A review of these definitions makes clear the requirement that volunteer services must be services provided without compensation, whether in the form of direct payment or other financial consideration.  As a consequence, in applying the §1-79(e)(2) exception to the definition of “Gift”, the Commission will draw a clear distinction between:  true volunteer services provided without compensation, and free services donated to a public official, but for which the service provider is paid.

For example, a solo practitioner physician who works on a fee for service basis and who performs free work for indigent clients is “volunteering their time” within the plain meaning of §1-79(e)(2).  However, an accountant providing free services to a public official while being paid an undiminished salary or partner’s share from his or her firm does not fall within the statutory exception.

Given that the exemption allows “persons” to provide volunteer services and given that “Person” includes not just an individual but also entities such as corporations, unions, and partnerships (Conn. Gen. Stat. §1-79(i)), it can be argued that the accounting firm in the previous example is the person providing volunteer services to the public official.  The Commission, however, rejects this argument as being inconsistent with the plain meaning of “voluntary;” i.e., “performed…without…payment.”  Admittedly, an entity can provide volunteer services; e.g. a union providing ten of its members to work at a soup kitchen on their own time without compensation.  In this example both the union and the union members are providing volunteer services.  Since neither are receiving compensation, their provision of services meets the §1-79(e)(2) exception.  However, it is equally clear that, if the entity, e.g. the accounting firm, compensates its members or employees who are providing their time, the free work no longer meets the definition of volunteer services.  For the same reason, services provided at a discounted rate or for a nominal fee do not fall within the exception for volunteer services; and will be considered a gift.

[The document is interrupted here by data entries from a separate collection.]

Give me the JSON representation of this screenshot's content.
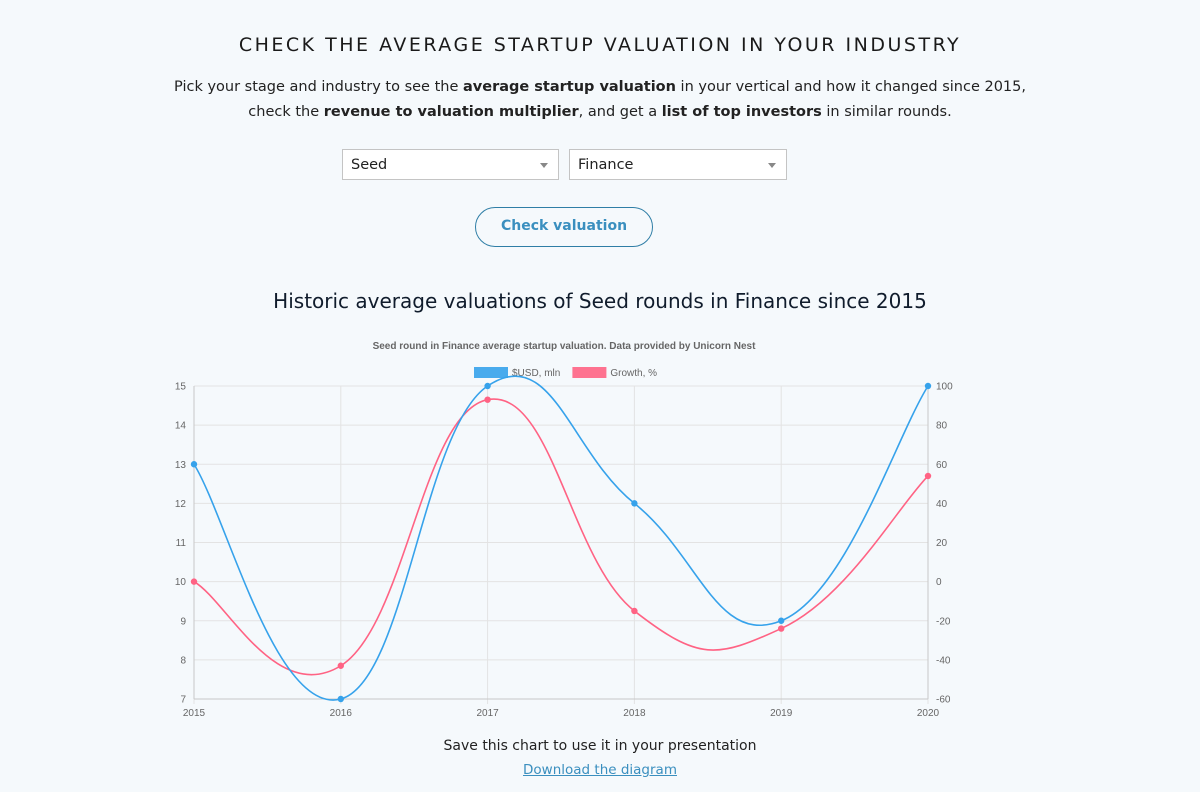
{
  "header": {
    "title": "CHECK THE AVERAGE STARTUP VALUATION IN YOUR INDUSTRY",
    "intro_parts": {
      "p1": "Pick your stage and industry to see the ",
      "b1": "average startup valuation",
      "p2": " in your vertical and how it changed since 2015,",
      "p3": "check the ",
      "b2": "revenue to valuation multiplier",
      "p4": ", and get a ",
      "b3": "list of top investors",
      "p5": " in similar rounds."
    }
  },
  "filters": {
    "stage_value": "Seed",
    "industry_value": "Finance",
    "button_label": "Check valuation"
  },
  "chart_section": {
    "heading": "Historic average valuations of Seed rounds in Finance since 2015",
    "save_note": "Save this chart to use it in your presentation",
    "download_label": "Download the diagram"
  },
  "chart_data": {
    "type": "line",
    "title": "Seed round in Finance average startup valuation. Data provided by Unicorn Nest",
    "x": [
      "2015",
      "2016",
      "2017",
      "2018",
      "2019",
      "2020"
    ],
    "series": [
      {
        "name": "$USD, mln",
        "axis": "left",
        "color": "#36a2eb",
        "values": [
          13,
          7,
          15,
          12,
          9,
          15
        ]
      },
      {
        "name": "Growth, %",
        "axis": "right",
        "color": "#ff6384",
        "values": [
          0,
          -43,
          93,
          -15,
          -24,
          54
        ]
      }
    ],
    "y_left": {
      "min": 7,
      "max": 15,
      "ticks": [
        "7",
        "8",
        "9",
        "10",
        "11",
        "12",
        "13",
        "14",
        "15"
      ]
    },
    "y_right": {
      "min": -60,
      "max": 100,
      "ticks": [
        "-60",
        "-40",
        "-20",
        "0",
        "20",
        "40",
        "60",
        "80",
        "100"
      ]
    },
    "grid": true,
    "legend": "top"
  }
}
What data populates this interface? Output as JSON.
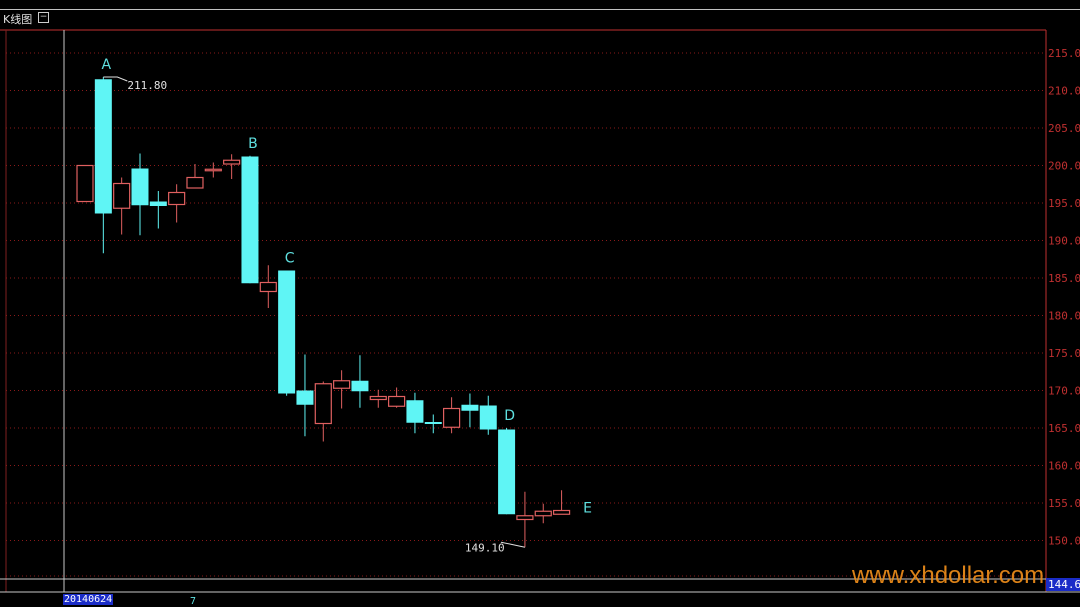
{
  "window": {
    "panel_title": "K线图",
    "collapse_icon": "collapse-box-icon"
  },
  "colors": {
    "up": "#e06060",
    "down": "#5ff5f5",
    "grid": "#8a1a1a",
    "axis": "#c03030",
    "label": "#5fe0e0",
    "background": "#000000"
  },
  "footer": {
    "start_date": "20140624",
    "tick": "7",
    "last_price": "144.6"
  },
  "watermark": "www.xhdollar.com",
  "chart_data": {
    "type": "candlestick",
    "ylim": [
      144.6,
      218
    ],
    "yticks": [
      "215.0",
      "210.0",
      "205.0",
      "200.0",
      "195.0",
      "190.0",
      "185.0",
      "180.0",
      "175.0",
      "170.0",
      "165.0",
      "160.0",
      "155.0",
      "150.0"
    ],
    "grid": true,
    "candles": [
      {
        "o": 195.2,
        "h": 200.0,
        "l": 195.2,
        "c": 200.0
      },
      {
        "o": 211.5,
        "h": 211.8,
        "l": 188.3,
        "c": 193.6
      },
      {
        "o": 194.3,
        "h": 198.4,
        "l": 190.8,
        "c": 197.6
      },
      {
        "o": 199.6,
        "h": 201.6,
        "l": 190.7,
        "c": 194.7
      },
      {
        "o": 195.2,
        "h": 196.6,
        "l": 191.6,
        "c": 194.6
      },
      {
        "o": 194.8,
        "h": 197.5,
        "l": 192.4,
        "c": 196.4
      },
      {
        "o": 197.0,
        "h": 200.2,
        "l": 197.0,
        "c": 198.4
      },
      {
        "o": 199.3,
        "h": 200.4,
        "l": 198.4,
        "c": 199.5
      },
      {
        "o": 200.2,
        "h": 201.5,
        "l": 198.2,
        "c": 200.7
      },
      {
        "o": 201.2,
        "h": 201.3,
        "l": 184.3,
        "c": 184.3
      },
      {
        "o": 183.2,
        "h": 186.7,
        "l": 181.0,
        "c": 184.4
      },
      {
        "o": 186.0,
        "h": 186.0,
        "l": 169.3,
        "c": 169.6
      },
      {
        "o": 170.0,
        "h": 174.8,
        "l": 163.9,
        "c": 168.1
      },
      {
        "o": 165.6,
        "h": 171.2,
        "l": 163.2,
        "c": 170.9
      },
      {
        "o": 170.3,
        "h": 172.7,
        "l": 167.6,
        "c": 171.3
      },
      {
        "o": 171.3,
        "h": 174.7,
        "l": 167.7,
        "c": 169.9
      },
      {
        "o": 168.8,
        "h": 170.1,
        "l": 167.7,
        "c": 169.2
      },
      {
        "o": 167.9,
        "h": 170.4,
        "l": 167.7,
        "c": 169.2
      },
      {
        "o": 168.7,
        "h": 169.7,
        "l": 164.3,
        "c": 165.7
      },
      {
        "o": 165.8,
        "h": 166.8,
        "l": 164.3,
        "c": 165.7
      },
      {
        "o": 165.1,
        "h": 169.1,
        "l": 164.3,
        "c": 167.6
      },
      {
        "o": 168.1,
        "h": 169.6,
        "l": 165.1,
        "c": 167.3
      },
      {
        "o": 168.0,
        "h": 169.3,
        "l": 164.1,
        "c": 164.8
      },
      {
        "o": 164.8,
        "h": 165.0,
        "l": 153.5,
        "c": 153.5
      },
      {
        "o": 152.8,
        "h": 156.5,
        "l": 149.1,
        "c": 153.3
      },
      {
        "o": 153.3,
        "h": 154.9,
        "l": 152.3,
        "c": 153.9
      },
      {
        "o": 153.5,
        "h": 156.7,
        "l": 153.5,
        "c": 154.0
      }
    ],
    "annotations": [
      {
        "text": "A",
        "candle": 1,
        "at": "high"
      },
      {
        "text": "B",
        "candle": 9,
        "at": "high"
      },
      {
        "text": "C",
        "candle": 11,
        "at": "high"
      },
      {
        "text": "D",
        "candle": 23,
        "at": "high"
      },
      {
        "text": "E",
        "candle": 26,
        "at": "right"
      }
    ],
    "price_labels": [
      {
        "text": "211.80",
        "candle": 1,
        "value": 211.8
      },
      {
        "text": "149.10",
        "candle": 24,
        "value": 149.1
      }
    ]
  }
}
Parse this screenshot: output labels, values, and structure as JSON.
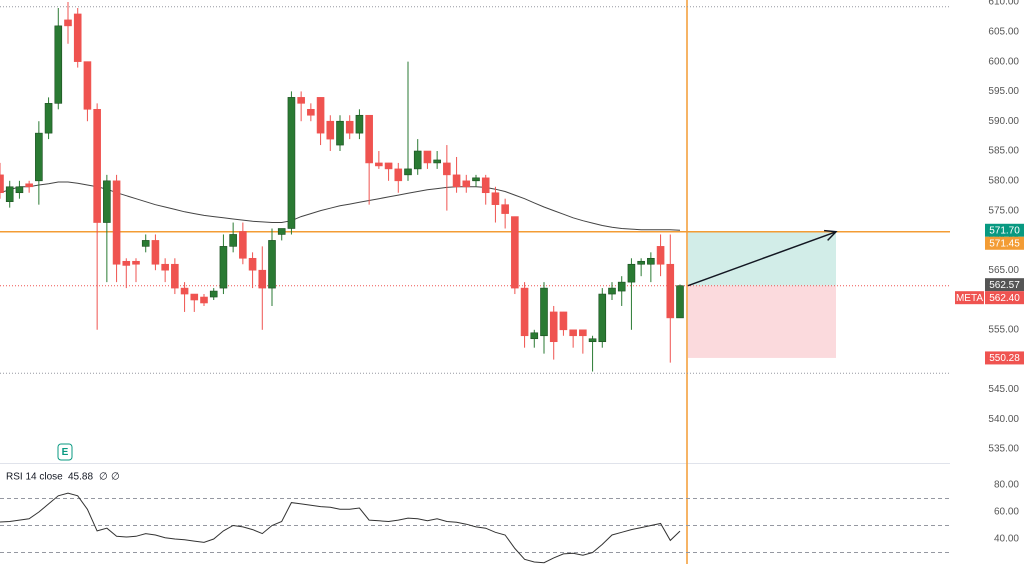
{
  "chart_data": {
    "type": "candlestick",
    "ticker": "META",
    "up_color": "#2a7a33",
    "down_color": "#ef5350",
    "ylim": [
      532.65,
      610.34
    ],
    "yticks": [
      {
        "value": 610,
        "label": "610.00"
      },
      {
        "value": 605,
        "label": "605.00"
      },
      {
        "value": 600,
        "label": "600.00"
      },
      {
        "value": 595,
        "label": "595.00"
      },
      {
        "value": 590,
        "label": "590.00"
      },
      {
        "value": 585,
        "label": "585.00"
      },
      {
        "value": 580,
        "label": "580.00"
      },
      {
        "value": 575,
        "label": "575.00"
      },
      {
        "value": 570,
        "label": "570.00"
      },
      {
        "value": 565,
        "label": "565.00"
      },
      {
        "value": 560,
        "label": "560.00"
      },
      {
        "value": 555,
        "label": "555.00"
      },
      {
        "value": 550,
        "label": "550.00"
      },
      {
        "value": 545,
        "label": "545.00"
      },
      {
        "value": 540,
        "label": "540.00"
      },
      {
        "value": 535,
        "label": "535.00"
      }
    ],
    "open": [
      581,
      576.5,
      578,
      579.5,
      580,
      588,
      593,
      607,
      608,
      600,
      592,
      573,
      580,
      566.5,
      566.5,
      569,
      570,
      566,
      566,
      562,
      561,
      560.5,
      560.5,
      562,
      569,
      571.5,
      567,
      565,
      562,
      571,
      572,
      594,
      592,
      594,
      590,
      586,
      590,
      588,
      591,
      583,
      583,
      582,
      581,
      582,
      585,
      583,
      583,
      581,
      580,
      580,
      580.5,
      578,
      576,
      574,
      562,
      553.5,
      554,
      558,
      558,
      555,
      555,
      553,
      553,
      561,
      561.5,
      563,
      566,
      566,
      569,
      566,
      557
    ],
    "high": [
      583,
      580,
      580,
      580,
      590,
      594,
      609,
      610,
      609,
      600,
      593,
      581,
      581,
      567,
      567,
      571,
      571,
      567,
      567,
      563,
      561,
      561,
      562,
      571,
      573,
      573,
      568,
      569,
      572,
      572,
      595,
      595,
      593,
      594,
      591,
      591,
      591,
      592,
      591,
      585,
      583,
      583,
      600,
      587,
      585,
      585,
      586,
      584,
      581,
      581,
      581,
      579,
      577,
      574,
      563,
      555,
      563,
      559,
      558,
      555,
      555,
      554,
      562,
      563,
      564,
      567,
      567,
      568,
      571,
      571,
      562.6
    ],
    "low": [
      577,
      575.5,
      577,
      578,
      576,
      587,
      592,
      603,
      599,
      590,
      555,
      563,
      563,
      562,
      563,
      568,
      565,
      563,
      561,
      558,
      558,
      559,
      560,
      561,
      568,
      566,
      562,
      555,
      559,
      570,
      571,
      590,
      590,
      586,
      585,
      585,
      587,
      587,
      576,
      582,
      580,
      578,
      580,
      581,
      582,
      582,
      575,
      578,
      578,
      579,
      576,
      573,
      572,
      561,
      552,
      552,
      551,
      550,
      554,
      552,
      551,
      548,
      552,
      560,
      559,
      555,
      564,
      563,
      564,
      549.5,
      557
    ],
    "close": [
      578,
      579,
      579,
      579,
      588,
      593,
      606,
      606,
      600,
      592,
      573,
      580,
      566,
      565.8,
      566,
      570,
      566,
      565,
      562,
      561,
      560,
      559.5,
      561.5,
      569,
      571,
      567,
      565,
      562,
      570,
      572,
      594,
      593,
      591,
      588,
      587,
      590,
      588,
      591,
      583,
      582.5,
      582,
      580,
      582,
      585,
      583,
      583.5,
      581,
      579,
      579,
      580.5,
      578,
      576,
      574.5,
      562,
      554,
      554.5,
      562,
      553,
      555,
      554,
      554,
      553.5,
      561,
      562,
      563,
      566,
      566.5,
      567,
      566,
      557,
      562.4
    ],
    "sma": [
      578,
      578.5,
      579,
      579,
      579.3,
      579.5,
      579.8,
      579.8,
      579.6,
      579.3,
      579,
      578.6,
      578,
      577.5,
      577,
      576.5,
      576,
      575.6,
      575.2,
      574.8,
      574.5,
      574.2,
      574,
      573.8,
      573.6,
      573.4,
      573.2,
      573.1,
      573,
      573,
      573.3,
      574,
      574.5,
      575,
      575.4,
      575.8,
      576.1,
      576.4,
      576.7,
      577,
      577.3,
      577.6,
      577.9,
      578.2,
      578.5,
      578.7,
      578.9,
      579,
      579,
      579,
      578.9,
      578.6,
      578.2,
      577.6,
      577,
      576.3,
      575.6,
      575,
      574.4,
      573.8,
      573.3,
      572.9,
      572.5,
      572.2,
      572,
      571.9,
      571.8,
      571.8,
      571.8,
      571.8,
      571.7
    ],
    "sma_color": "#444444",
    "high_line": 609.2,
    "low_line": 547.7,
    "horizontal_line": 571.45,
    "line_color": "#f39c34",
    "position": {
      "entry": 562.4,
      "target": 571.45,
      "stop": 550.28,
      "profit_color": "#d2ede8",
      "loss_color": "#fbdadd"
    },
    "price_labels": [
      {
        "value": 571.7,
        "label": "571.70",
        "color": "#089981"
      },
      {
        "value": 571.45,
        "label": "571.45",
        "color": "#f39c34"
      },
      {
        "value": 562.57,
        "label": "562.57",
        "color": "#555555"
      },
      {
        "value": 562.4,
        "label": "562.40",
        "color": "#ef5350"
      },
      {
        "value": 550.28,
        "label": "550.28",
        "color": "#ef5350"
      }
    ],
    "earnings_label": "E",
    "rsi": {
      "title": "RSI 14 close",
      "extra": [
        "∅",
        "∅"
      ],
      "color": "#333333",
      "ylim": [
        21.5,
        95.6
      ],
      "yticks": [
        {
          "value": 80,
          "label": "80.00"
        },
        {
          "value": 60,
          "label": "60.00"
        },
        {
          "value": 40,
          "label": "40.00"
        }
      ],
      "levels": [
        70,
        50,
        30
      ],
      "values": [
        52.6,
        53,
        54,
        55,
        60,
        66,
        72,
        74,
        72,
        62,
        46,
        48,
        42,
        41.5,
        42,
        44,
        43,
        41,
        40,
        39.5,
        38.5,
        37.5,
        40,
        46,
        50,
        49,
        47,
        44,
        50,
        53,
        67,
        66,
        65,
        64,
        63.5,
        62,
        62,
        63,
        54,
        53.5,
        53,
        54,
        55.5,
        55,
        53.5,
        55,
        53,
        52.5,
        51,
        49,
        48,
        45,
        43,
        33,
        25,
        23,
        22.5,
        26,
        29,
        29.5,
        28,
        30,
        36,
        43,
        45,
        47,
        48.5,
        50,
        51.5,
        39,
        45.88
      ]
    }
  }
}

Since the text of §1-79(e)(2) is unambiguous in its meaning; does not contradict related statutory provisions, and does not yield absurd or unworkable results, the rules of statutory construction, as codified in P.A. 03-154, do not permit consideration of extratextual evidence in this matter.  Rather, regardless of legislative intent, the Commission will apply the volunteer services exception to the “Gift” definition as enacted and as compelled by its clear meaning.

Finally, the Commission wishes to emphasize that even services which meet the definition of “volunteer” must also be analyzed under other relevant Code provisions; i.e., the use of office prohibition set forth in §1-84(c) and the anti quid pro quo prohibitions contained in §§1-84(f) and (g).

As recently set forth in Ethics Commission Advisory Opinion 2004-2, ­­___ CLJ No. ___, p ___ (   ), since 1998 the Commission has consistently held that a public official may not take benefits valued at more than one hundred dollars a year per donor, if given by virtue of one’s office.  See, State Ethics Commission Advisory Opinion No. 98-9, 59 CLJ No. 45, p. 5D (5/5/98).  Therefore, the acceptance of volunteer services with a fair market value in excess of one hundred dollars will violate §1-84(c), if the services are being provided by virtue of the recipient’s public office.  In determining whether, in fact, such benefits are bestowed by virtue of one’s office, the Commission will consider, among other factors, whether the donor provided equivalent services before the official assumed public office and whether similar services have been provided to other, private recipients.

Turning to §§1-84(f) and (g), since volunteer services are something “…of value…,” as that term is used in the statutes, provision of such services based on an understanding that the official actions or judgment of the public official recipient would be influenced thereby would constitute a violation of these sections of the Ethics Code.